New tool improves prediction of stroke risk
The lead author of the study is S. Claiborne Johnston, MD, a neurologist at UCSF Medical Center and associate professor in the UCSF School of Medicine.
About 240,000 TIAs are diagnosed every year in the United States and about 70,000 in the United Kingdom. A TIA is a serious condition caused by temporary reduction in blood and oxygen supply to part of the brain that can cause acute symptoms such as loss of vision, leg and arm weakness, slurring of speech and loss of consciousness. A TIA is sometimes called a mini-stroke because symptoms are the same as a stroke. The severe symptoms of TIA normally last up to a few hours, and all symptoms disappear within 24 hours. Because of the short duration, many people who experience TIAs do not go to see a doctor, or if they do, they are not always treated with urgency.

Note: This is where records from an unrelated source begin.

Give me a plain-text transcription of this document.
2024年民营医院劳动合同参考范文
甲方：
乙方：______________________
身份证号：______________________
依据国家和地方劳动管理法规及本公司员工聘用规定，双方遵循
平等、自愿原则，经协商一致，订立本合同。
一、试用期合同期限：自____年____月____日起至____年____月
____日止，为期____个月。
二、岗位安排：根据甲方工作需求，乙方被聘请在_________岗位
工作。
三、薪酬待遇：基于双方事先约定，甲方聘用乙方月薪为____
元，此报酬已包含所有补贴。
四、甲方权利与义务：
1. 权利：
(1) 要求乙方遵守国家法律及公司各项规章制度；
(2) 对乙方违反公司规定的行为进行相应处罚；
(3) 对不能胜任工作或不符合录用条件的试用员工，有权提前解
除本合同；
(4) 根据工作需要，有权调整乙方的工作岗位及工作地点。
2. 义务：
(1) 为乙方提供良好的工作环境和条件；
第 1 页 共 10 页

Recent studies have shown that 4–20 percent of these patients will have a stroke within 90 days of a TIA, and half within the first two days. Identification of those at highest and lowest risk of stroke after a TIA would help physicians decide who needs to come into the hospital right away and who can be treated as an outpatient, according to Johnston. However, it has not been possible to estimate individual risk with sufficient accuracy to guide these clinical decisions.
Two current prognostic scores have been proposed: the California score, which estimates the risk of stroke within 90 days after presentation of TIA, and the ABCD score, which estimates the risk within seven days. However, Johnston emphasized, estimating the risk of stroke within two days after TIA is often most relevant for decisions about necessity of urgent evaluation and observation.
Johnston and colleagues tested the two existing prognostic scores in large independent groups from different populations from the U.S. and the U.K., comparing predictions of stroke risk at two, seven and 90 days after TIA. Since both previous prognostic scores predicted stroke risk reliably across a wide range of populations and contained several similar components, the researchers generated a new unified score for optimum two-day risk. The new score, ABCD-squared, was a more accurate predictor of risk of stroke than either of the two previous scores, creating a single standard for use in clinical care and public education.
“Right now, there is no consensus as to who gets admitted to the hospital or has other medical intervention after a TIA,” Johnston said. “We are hoping this will be a useful tool for emergency department physicians as well as those in clinics.” He added that this would also be useful for patients, especially those with diabetes and the elderly.
This new scoring method assigns points to each patient on the basis of five clinical features: high blood pressure, unilateral weakness, speech impairment without weakness, diabetes and being older. The sum of the points delineate groups at high, moderate, or low-risk.
Johnston noted that while intervention such as hospitalization is costly, in the long run it could result in a cost savings because follow-up to a stroke usually involves lengthy and costly inpatient rehabilitation. Also, if the patient does have a stroke while he or she is being observed, the stroke can be treated with clot-busting drugs immediately.
In the “Lancet” report, the authors conclude: “Findings of many studies have confirmed that the short-term risk of stroke is raised after TIA. The ABCD2 score allows identification of groups at especially high risk, in whom aggressive evaluation and urgent intervention is clearly justified.”